Onderzoekers van WUR richten zich op zowel kweekvlees als kweekvis, met speciale aandacht voor rundvlees, inktvis en vette vissoorten zoals zalm. Vooral zalm is interessant doordat het zeer efficiënt groeit. Dieren zoals koeien en zalm kun je zien als een soort systeem dat plantaardige eiwitten ombouwt tot dierlijke eiwitten. Losse cellen in een petrischaaltje kunnen dat efficiënter dan een heel dier. Zij hebben immers geen lichaam om te onderhouden. Toch zijn sommige cellen daar nóg beter in dan andere. Zalm is daar een van. Zalmcellen zetten bijna alle plantaardige eiwitten uit hun voeding om in dierlijke eiwitten die wij eten. Bij rundvlees en varkensvlees ligt dat ergens tussen de tien en veertig procent. Althans, dat is het geval wanneer de voedingsstoffen en de omgeving voor de cellen optimaal zijn. Daarom doet WUR onderzoek naar het beste ‘recept’ voor de voedingsbodem (of groeimedium) voor de dierlijke cellen. Vroeger gebruikten onderzoekers daar dierlijke stoffen voor. Tegenwoordig zoeken onderzoekers naar plantaardige alternatieven om het proces diervriendelijker en duurzaam te maken.

Lees meer

Daarnaast houdt WUR zich bezig met productontwikkeling. Bij WUR is er een mini-voedsellaboratorium opgezet waar we nieuwe producten op kleine schaal maken. Zo kunnen we kennis over (precisie)fermentatie en celkweek combineren en nieuwe, duurzame voedselproducten ontwikkelen. Verder is voedselveiligheid rondom cellulaire agricultuur uiteraard een belangrijk aandachtspunt. Onze wetenschappers onderzoeken daarom hoe we ervoor zorgen dat producten gemaakt met cellulaire agricultuur veilig zijn. Tot slot bestuderen Wageningse onderzoekers wat de maatschappij vindt van cellulaire agricultuur. Staan Nederlanders bijvoorbeeld wel open voor cellulaire agricultuur? En hoe veranderen deze nieuwe voedingsmiddelen ons begrip van goed eten? Ook dat onderzoekt WUR samen met burgers en boeren.

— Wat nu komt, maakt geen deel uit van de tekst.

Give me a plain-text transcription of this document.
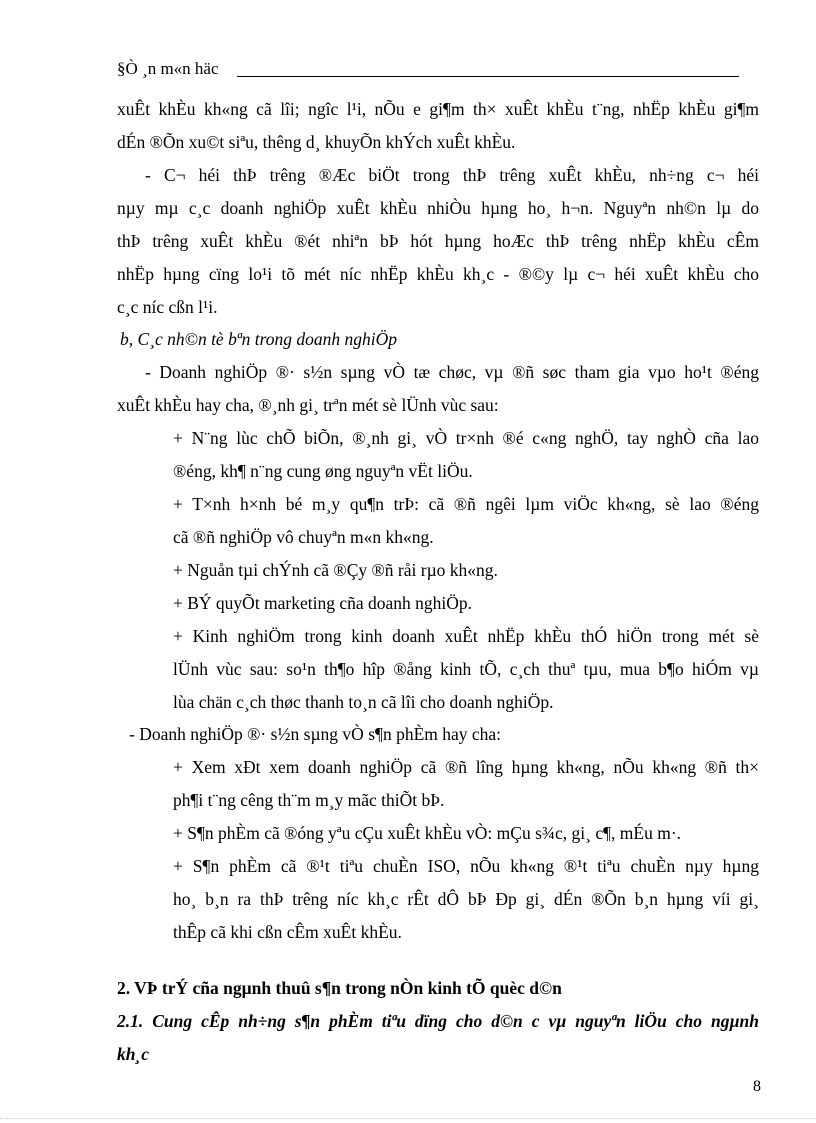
§Ò ¸n m«n häc
xuÊt khÈu kh«ng cã lîi; ngîc l¹i, nÕu e gi¶m th× xuÊt khÈu t¨ng, nhËp khÈu gi¶m
dÉn ®Õn xu©t siªu, thêng d¸ khuyÕn khÝch xuÊt khÈu.
- C¬ héi thÞ trêng ®Æc biÖt trong thÞ trêng xuÊt khÈu, nh÷ng c¬ héi
nµy mµ c¸c doanh nghiÖp xuÊt khÈu nhiÒu hµng ho¸ h¬n. Nguyªn nh©n lµ do
thÞ trêng xuÊt khÈu ®ét nhiªn bÞ hót hµng hoÆc thÞ trêng nhËp khÈu cÊm
nhËp hµng cïng lo¹i tõ mét níc nhËp khÈu kh¸c - ®©y lµ c¬ héi xuÊt khÈu cho
c¸c níc cßn l¹i.
b, C¸c nh©n tè bªn trong doanh nghiÖp
- Doanh nghiÖp ®· s½n sµng vÒ tæ chøc, vµ ®ñ søc tham gia vµo ho¹t ®éng
xuÊt khÈu hay cha, ®¸nh gi¸ trªn mét sè lÜnh vùc sau:
+ N¨ng lùc chÕ biÕn, ®¸nh gi¸ vÒ tr×nh ®é c«ng nghÖ, tay nghÒ cña lao
®éng, kh¶ n¨ng cung øng nguyªn vËt liÖu.
+ T×nh h×nh bé m¸y qu¶n trÞ: cã ®ñ ngêi lµm viÖc kh«ng, sè lao ®éng
cã ®ñ nghiÖp vô chuyªn m«n kh«ng.
+ Nguån tµi chÝnh cã ®Çy ®ñ råi rµo kh«ng.
+ BÝ quyÕt marketing cña doanh nghiÖp.
+ Kinh nghiÖm trong kinh doanh xuÊt nhËp khÈu thÓ hiÖn trong mét sè
lÜnh vùc sau: so¹n th¶o hîp ®ång kinh tÕ, c¸ch thuª tµu, mua b¶o hiÓm vµ
lùa chän c¸ch thøc thanh to¸n cã lîi cho doanh nghiÖp.
- Doanh nghiÖp ®· s½n sµng vÒ s¶n phÈm hay cha:
+ Xem xÐt xem doanh nghiÖp cã ®ñ lîng hµng kh«ng, nÕu kh«ng ®ñ th×
ph¶i t¨ng cêng th¨m m¸y mãc thiÕt bÞ.
+ S¶n phÈm cã ®óng yªu cÇu xuÊt khÈu vÒ: mÇu s¾c, gi¸ c¶, mÉu m·.
+ S¶n phÈm cã ®¹t tiªu chuÈn ISO, nÕu kh«ng ®¹t tiªu chuÈn nµy hµng
ho¸ b¸n ra thÞ trêng níc kh¸c rÊt dÔ bÞ Ðp gi¸ dÉn ®Õn b¸n hµng víi gi¸
thÊp cã khi cßn cÊm xuÊt khÈu.
2. VÞ trÝ cña ngµnh thuû s¶n trong nÒn kinh tÕ quèc d©n
2.1. Cung cÊp nh÷ng s¶n phÈm tiªu dïng cho d©n c vµ nguyªn liÖu cho ngµnh
kh¸c
8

Kunnen we deze producten al proeven of kopen in de supermarkt?

Op dit moment zijn kweekvlees, kweekvis en andere producten van cellulaire agricultuur nog niet te koop in Nederlandse supermarkten. Wel zijn er proeverijen met kweekvlees georganiseerd door de Stichting Cellulaire Agricultuur Nederland. Dat is echter alleen mogelijk onder strikte voorwaarden en voor een beperkt aantal mensen, omdat het product nog geen wettelijke goedkeuring heeft voor verkoop. In Australië, de Verenigde Staten, Israël en Singapore heeft kweekvlees wel goedkeuring gekregen en is het op kleine schaal te krijgen in restaurants.